The Dialectic of Loneliness Shared Isolation Distance and Identity

When Love is a Bird, Not a Cage

Max was many things at once and, as he wished, he could be a painter, botanist, actor, philosopher, novelist, bird, fish... Perhaps because, in essence, he was what people call "a dreamer."

An untiring explorer, Max loved to climb all the possibilities of thought and shape them through an inexhaustible diversity of colors, textures, forms, materials, and figures that he combined, intertwining them with his fierce curiosity about the world.

Max disobeyed his mother, time, and the wind.

He defied reason and preferred warm chills, sharp fields, square circles, neatly combed roots.

He also delighted in spying on the most intimate and hidden corners of things, expanding their details and setting them free.

He surrounded himself with flowers, papers and books, cardboard, maps and silk fabrics, pencils and brushes, postcards, photos, engravings—in short, anything with which he could create magic by combining images and words.

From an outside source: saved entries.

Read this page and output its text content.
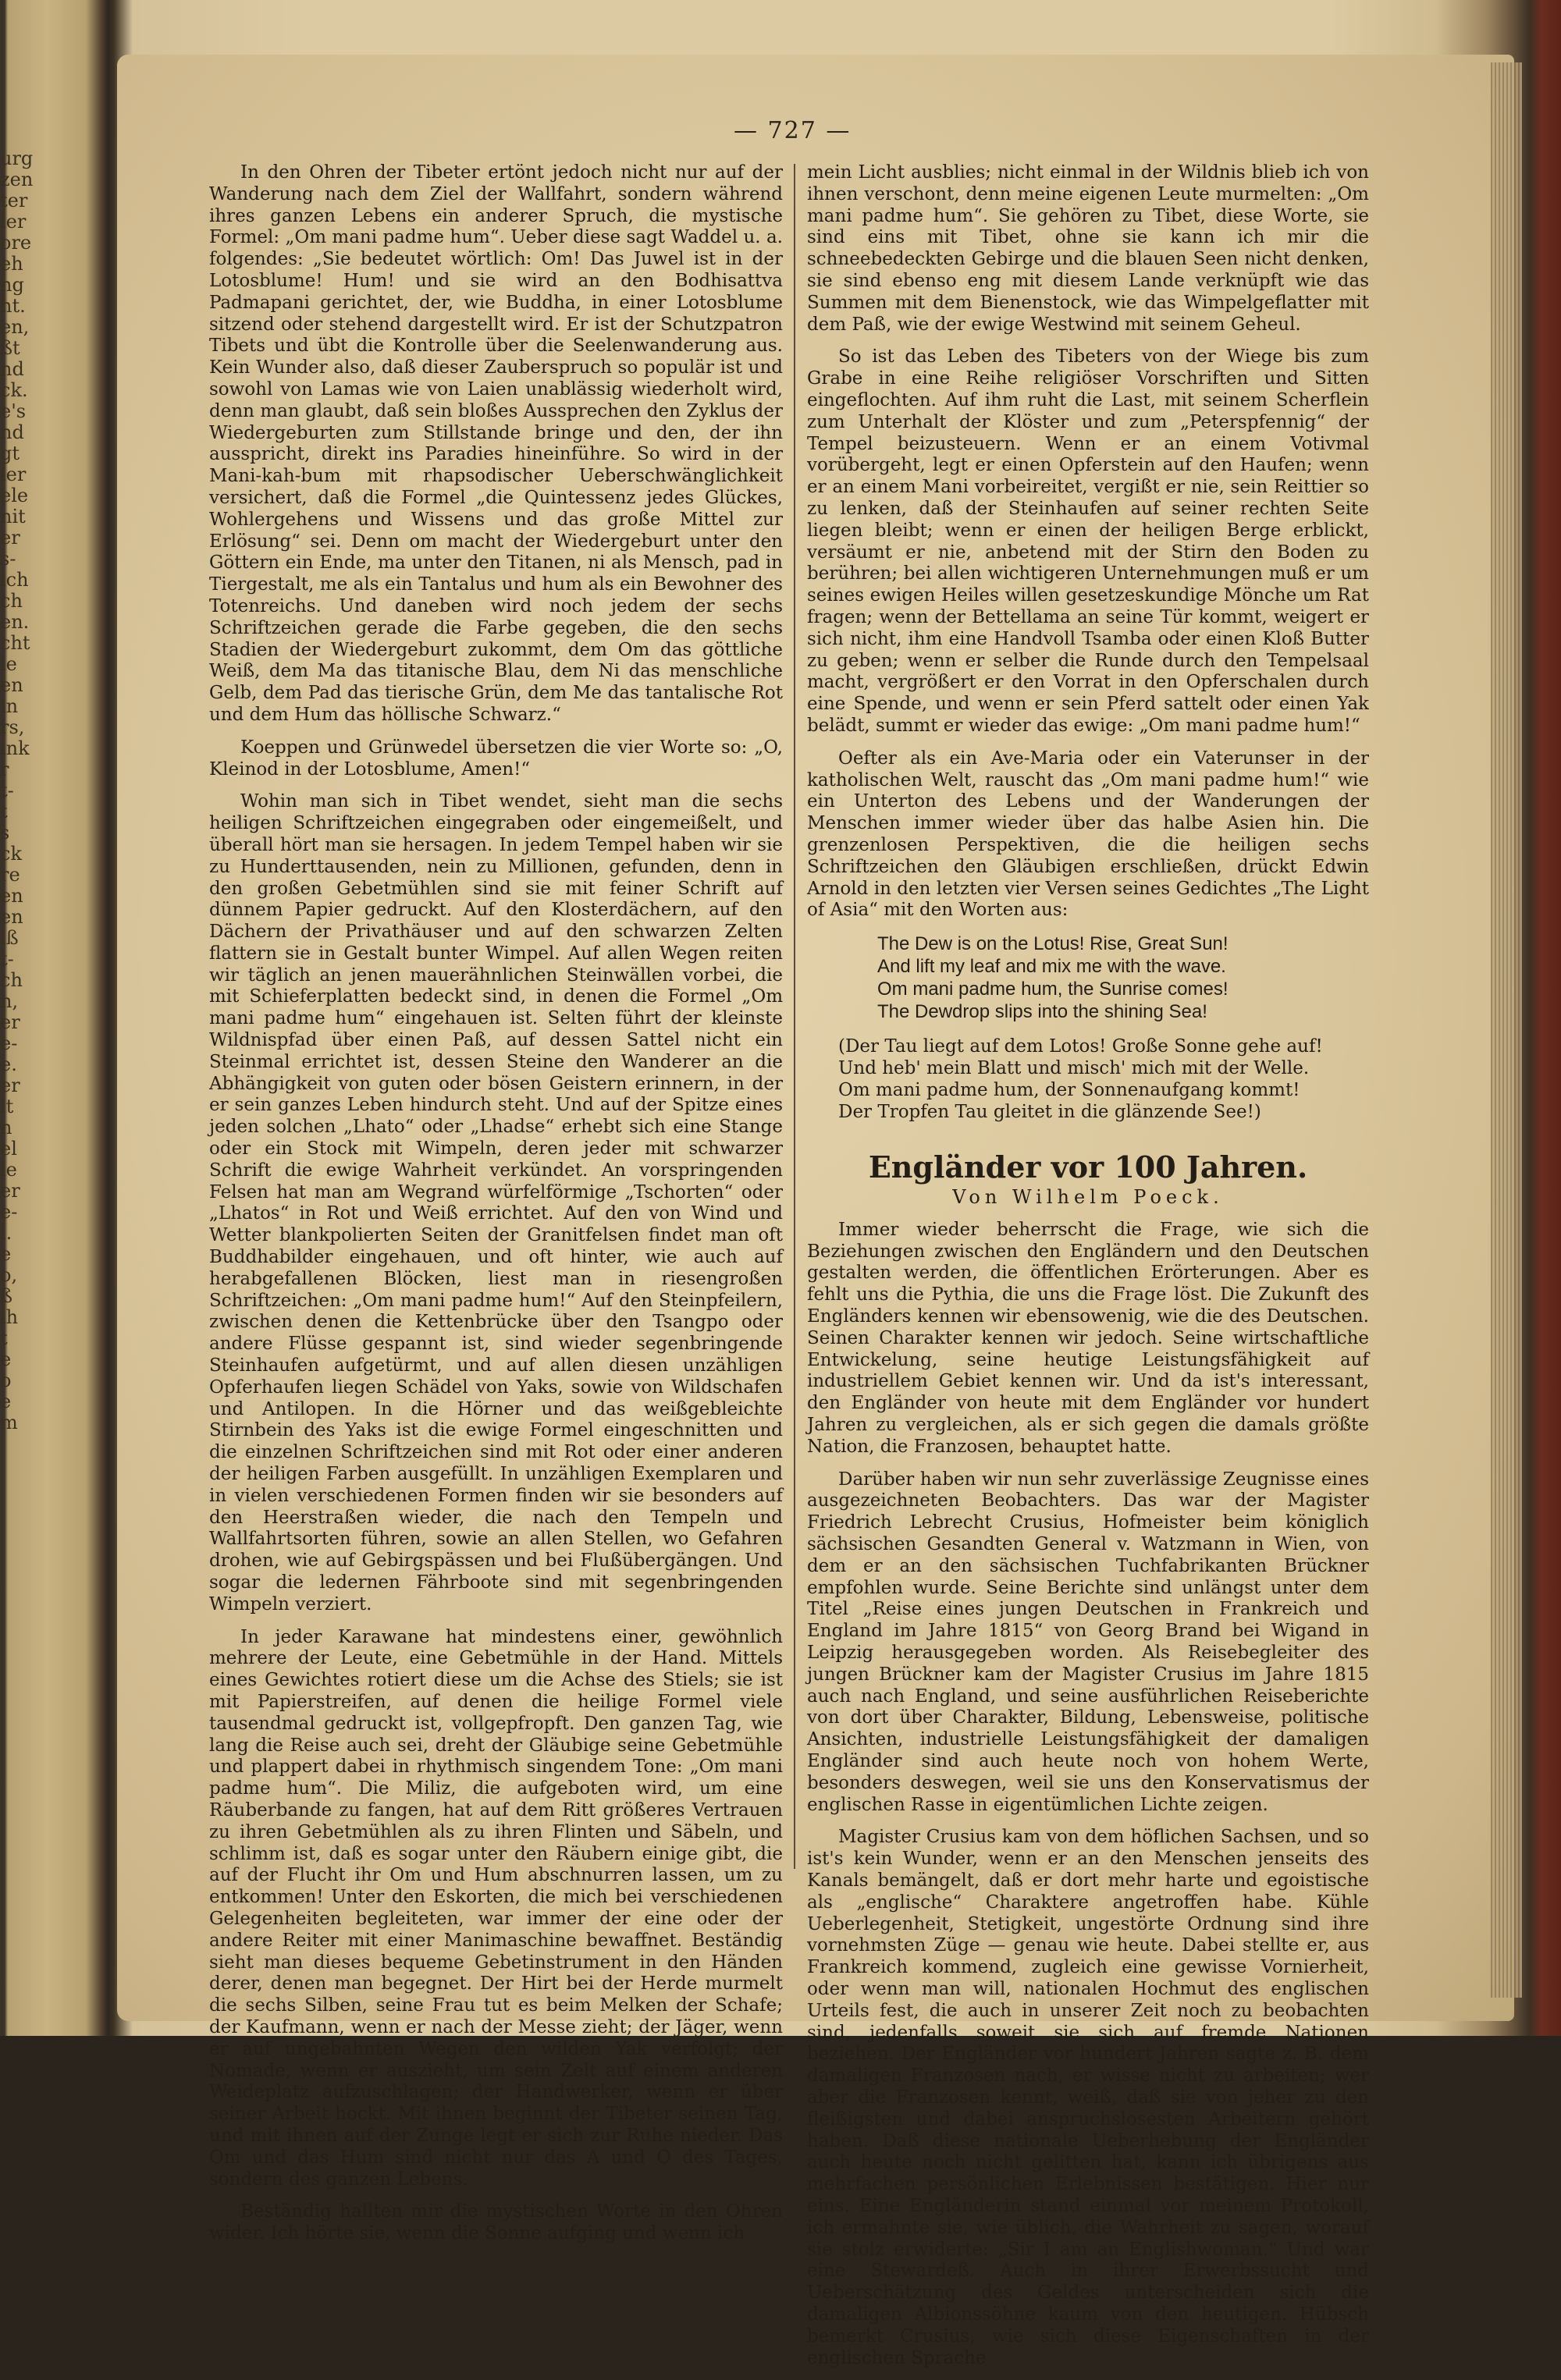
urg
zen
ter
ier
ore
eh
ng
ht.
en,
ßt
nd
ck.
e's
nd
gt
ier
ele
nit
er
s-
ich
ch
en.
cht
ie
en
in
rs,
ink
r
t-
t
s
ck
re
en
en
iß
t-
ch
n,
er
e-
e.
er
lt
n
el
ie
er
e-
i.
e
o,
ß
ih
t
e
o
e
m
— 727 —

In den Ohren der Tibeter ertönt jedoch nicht nur auf der Wanderung nach dem Ziel der Wallfahrt, sondern während ihres ganzen Lebens ein anderer Spruch, die mystische Formel: „Om mani padme hum“. Ueber diese sagt Waddel u. a. folgendes: „Sie bedeutet wörtlich: Om! Das Juwel ist in der Lotosblume! Hum! und sie wird an den Bodhisattva Padmapani gerichtet, der, wie Buddha, in einer Lotosblume sitzend oder stehend dargestellt wird. Er ist der Schutzpatron Tibets und übt die Kontrolle über die Seelenwanderung aus. Kein Wunder also, daß dieser Zauberspruch so populär ist und sowohl von Lamas wie von Laien unablässig wiederholt wird, denn man glaubt, daß sein bloßes Aussprechen den Zyklus der Wiedergeburten zum Stillstande bringe und den, der ihn ausspricht, direkt ins Paradies hineinführe. So wird in der Mani-kah-bum mit rhapsodischer Ueberschwänglichkeit versichert, daß die Formel „die Quintessenz jedes Glückes, Wohlergehens und Wissens und das große Mittel zur Erlösung“ sei. Denn om macht der Wiedergeburt unter den Göttern ein Ende, ma unter den Titanen, ni als Mensch, pad in Tiergestalt, me als ein Tantalus und hum als ein Bewohner des Totenreichs. Und daneben wird noch jedem der sechs Schriftzeichen gerade die Farbe gegeben, die den sechs Stadien der Wiedergeburt zukommt, dem Om das göttliche Weiß, dem Ma das titanische Blau, dem Ni das menschliche Gelb, dem Pad das tierische Grün, dem Me das tantalische Rot und dem Hum das höllische Schwarz.“

Koeppen und Grünwedel übersetzen die vier Worte so: „O, Kleinod in der Lotosblume, Amen!“

Wohin man sich in Tibet wendet, sieht man die sechs heiligen Schriftzeichen eingegraben oder eingemeißelt, und überall hört man sie hersagen. In jedem Tempel haben wir sie zu Hunderttausenden, nein zu Millionen, gefunden, denn in den großen Gebetmühlen sind sie mit feiner Schrift auf dünnem Papier gedruckt. Auf den Klosterdächern, auf den Dächern der Privathäuser und auf den schwarzen Zelten flattern sie in Gestalt bunter Wimpel. Auf allen Wegen reiten wir täglich an jenen mauerähnlichen Steinwällen vorbei, die mit Schieferplatten bedeckt sind, in denen die Formel „Om mani padme hum“ eingehauen ist. Selten führt der kleinste Wildnispfad über einen Paß, auf dessen Sattel nicht ein Steinmal errichtet ist, dessen Steine den Wanderer an die Abhängigkeit von guten oder bösen Geistern erinnern, in der er sein ganzes Leben hindurch steht. Und auf der Spitze eines jeden solchen „Lhato“ oder „Lhadse“ erhebt sich eine Stange oder ein Stock mit Wimpeln, deren jeder mit schwarzer Schrift die ewige Wahrheit verkündet. An vorspringenden Felsen hat man am Wegrand würfelförmige „Tschorten“ oder „Lhatos“ in Rot und Weiß errichtet. Auf den von Wind und Wetter blankpolierten Seiten der Granitfelsen findet man oft Buddhabilder eingehauen, und oft hinter, wie auch auf herabgefallenen Blöcken, liest man in riesengroßen Schriftzeichen: „Om mani padme hum!“ Auf den Steinpfeilern, zwischen denen die Kettenbrücke über den Tsangpo oder andere Flüsse gespannt ist, sind wieder segenbringende Steinhaufen aufgetürmt, und auf allen diesen unzähligen Opferhaufen liegen Schädel von Yaks, sowie von Wildschafen und Antilopen. In die Hörner und das weißgebleichte Stirnbein des Yaks ist die ewige Formel eingeschnitten und die einzelnen Schriftzeichen sind mit Rot oder einer anderen der heiligen Farben ausgefüllt. In unzähligen Exemplaren und in vielen verschiedenen Formen finden wir sie besonders auf den Heerstraßen wieder, die nach den Tempeln und Wallfahrtsorten führen, sowie an allen Stellen, wo Gefahren drohen, wie auf Gebirgspässen und bei Flußübergängen. Und sogar die ledernen Fährboote sind mit segenbringenden Wimpeln verziert.

In jeder Karawane hat mindestens einer, gewöhnlich mehrere der Leute, eine Gebetmühle in der Hand. Mittels eines Gewichtes rotiert diese um die Achse des Stiels; sie ist mit Papierstreifen, auf denen die heilige Formel viele tausendmal gedruckt ist, vollgepfropft. Den ganzen Tag, wie lang die Reise auch sei, dreht der Gläubige seine Gebetmühle und plappert dabei in rhythmisch singendem Tone: „Om mani padme hum“. Die Miliz, die aufgeboten wird, um eine Räuberbande zu fangen, hat auf dem Ritt größeres Vertrauen zu ihren Gebetmühlen als zu ihren Flinten und Säbeln, und schlimm ist, daß es sogar unter den Räubern einige gibt, die auf der Flucht ihr Om und Hum abschnurren lassen, um zu entkommen! Unter den Eskorten, die mich bei verschiedenen Gelegenheiten begleiteten, war immer der eine oder der andere Reiter mit einer Manimaschine bewaffnet. Beständig sieht man dieses bequeme Gebetinstrument in den Händen derer, denen man begegnet. Der Hirt bei der Herde murmelt die sechs Silben, seine Frau tut es beim Melken der Schafe; der Kaufmann, wenn er nach der Messe zieht; der Jäger, wenn er auf ungebahnten Wegen den wilden Yak verfolgt; der Nomade, wenn er auszieht, um sein Zelt auf einem anderen Weideplatz aufzuschlagen; der Handwerker, wenn er über seiner Arbeit hockt. Mit ihnen beginnt der Tibeter seinen Tag, und mit ihnen auf der Zunge legt er sich zur Ruhe nieder. Das Om und das Hum sind nicht nur das A und O des Tages, sondern des ganzen Lebens.

Beständig hallten mir die mystischen Worte in den Ohren wider. Ich hörte sie, wenn die Sonne aufging und wenn ich

mein Licht ausblies; nicht einmal in der Wildnis blieb ich von ihnen verschont, denn meine eigenen Leute murmelten: „Om mani padme hum“. Sie gehören zu Tibet, diese Worte, sie sind eins mit Tibet, ohne sie kann ich mir die schneebedeckten Gebirge und die blauen Seen nicht denken, sie sind ebenso eng mit diesem Lande verknüpft wie das Summen mit dem Bienenstock, wie das Wimpelgeflatter mit dem Paß, wie der ewige Westwind mit seinem Geheul.

So ist das Leben des Tibeters von der Wiege bis zum Grabe in eine Reihe religiöser Vorschriften und Sitten eingeflochten. Auf ihm ruht die Last, mit seinem Scherflein zum Unterhalt der Klöster und zum „Peterspfennig“ der Tempel beizusteuern. Wenn er an einem Votivmal vorübergeht, legt er einen Opferstein auf den Haufen; wenn er an einem Mani vorbeireitet, vergißt er nie, sein Reittier so zu lenken, daß der Steinhaufen auf seiner rechten Seite liegen bleibt; wenn er einen der heiligen Berge erblickt, versäumt er nie, anbetend mit der Stirn den Boden zu berühren; bei allen wichtigeren Unternehmungen muß er um seines ewigen Heiles willen gesetzeskundige Mönche um Rat fragen; wenn der Bettellama an seine Tür kommt, weigert er sich nicht, ihm eine Handvoll Tsamba oder einen Kloß Butter zu geben; wenn er selber die Runde durch den Tempelsaal macht, vergrößert er den Vorrat in den Opferschalen durch eine Spende, und wenn er sein Pferd sattelt oder einen Yak belädt, summt er wieder das ewige: „Om mani padme hum!“

Oefter als ein Ave-Maria oder ein Vaterunser in der katholischen Welt, rauscht das „Om mani padme hum!“ wie ein Unterton des Lebens und der Wanderungen der Menschen immer wieder über das halbe Asien hin. Die grenzenlosen Perspektiven, die die heiligen sechs Schriftzeichen den Gläubigen erschließen, drückt Edwin Arnold in den letzten vier Versen seines Gedichtes „The Light of Asia“ mit den Worten aus:

The Dew is on the Lotus! Rise, Great Sun!
And lift my leaf and mix me with the wave.
Om mani padme hum, the Sunrise comes!
The Dewdrop slips into the shining Sea!
(Der Tau liegt auf dem Lotos! Große Sonne gehe auf!
Und heb' mein Blatt und misch' mich mit der Welle.
Om mani padme hum, der Sonnenaufgang kommt!
Der Tropfen Tau gleitet in die glänzende See!)
Engländer vor 100 Jahren.
Von Wilhelm Poeck.

Immer wieder beherrscht die Frage, wie sich die Beziehungen zwischen den Engländern und den Deutschen gestalten werden, die öffentlichen Erörterungen. Aber es fehlt uns die Pythia, die uns die Frage löst. Die Zukunft des Engländers kennen wir ebensowenig, wie die des Deutschen. Seinen Charakter kennen wir jedoch. Seine wirtschaftliche Entwickelung, seine heutige Leistungsfähigkeit auf industriellem Gebiet kennen wir. Und da ist's interessant, den Engländer von heute mit dem Engländer vor hundert Jahren zu vergleichen, als er sich gegen die damals größte Nation, die Franzosen, behauptet hatte.

Darüber haben wir nun sehr zuverlässige Zeugnisse eines ausgezeichneten Beobachters. Das war der Magister Friedrich Lebrecht Crusius, Hofmeister beim königlich sächsischen Gesandten General v. Watzmann in Wien, von dem er an den sächsischen Tuchfabrikanten Brückner empfohlen wurde. Seine Berichte sind unlängst unter dem Titel „Reise eines jungen Deutschen in Frankreich und England im Jahre 1815“ von Georg Brand bei Wigand in Leipzig herausgegeben worden. Als Reisebegleiter des jungen Brückner kam der Magister Crusius im Jahre 1815 auch nach England, und seine ausführlichen Reiseberichte von dort über Charakter, Bildung, Lebensweise, politische Ansichten, industrielle Leistungsfähigkeit der damaligen Engländer sind auch heute noch von hohem Werte, besonders deswegen, weil sie uns den Konservatismus der englischen Rasse in eigentümlichen Lichte zeigen.

Magister Crusius kam von dem höflichen Sachsen, und so ist's kein Wunder, wenn er an den Menschen jenseits des Kanals bemängelt, daß er dort mehr harte und egoistische als „englische“ Charaktere angetroffen habe. Kühle Ueberlegenheit, Stetigkeit, ungestörte Ordnung sind ihre vornehmsten Züge — genau wie heute. Dabei stellte er, aus Frankreich kommend, zugleich eine gewisse Vornierheit, oder wenn man will, nationalen Hochmut des englischen Urteils fest, die auch in unserer Zeit noch zu beobachten sind, jedenfalls soweit sie sich auf fremde Nationen beziehen. Der Engländer vor hundert Jahren sagte z. B. dem damaligen Franzosen nach, er wisse nicht zu arbeiten; wer aber die Franzosen kennt, weiß, daß sie von jeher zu den fleißigsten und dabei anspruchslosesten Arbeitern gehört haben. Daß diese nationale Ueberhebung der Engländer auch heute noch nicht gelitten hat, kann ich übrigens aus mehrfachen persönlichen Erlebnissen bestätigen. Hier nur eins. Eine Engländerin stand einmal vor meinem Protokoll, ich ermahnte sie, wie üblich, die Wahrheit zu sagen, worauf sie stolz erwiderte: „Sir I am an Englishwoman.“ Und war eine Stewardeß. Auch in ihrer Erwerbssucht und Ueberschätzung des Geldes unterscheiden sich die damaligen Albionssöhne kaum von den heutigen. Hübsch bemerkt Crusius, wie sich diese Eigenschaften in der englischen Sprache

With each book, he discovered maddened moons, impossible territories, a vast and profound world, both underwater and alpine...

full of possibilities.

One day, he met Leonora, who dreamed of transforming into a horse,

and he understood that he had always wanted to be a bird.

And so, Max and Leonora fell in love, wed with the wind, and lived at the epicenter of a strange dream, in a fevered, symbolic, and dreamlike era.

But dreams last only as long as a yawn, and Max realized that not even the strongest glue in the world could allow them to prolong theirs.

And as he spent hours, mute as a fish, watching the drawings in the sky, the flocks of birds in flight, he learned to paint portraits…

to paint flowers…

to fly without wings with his feet planted on the ground and to draw as the branches do when shaken by the wind.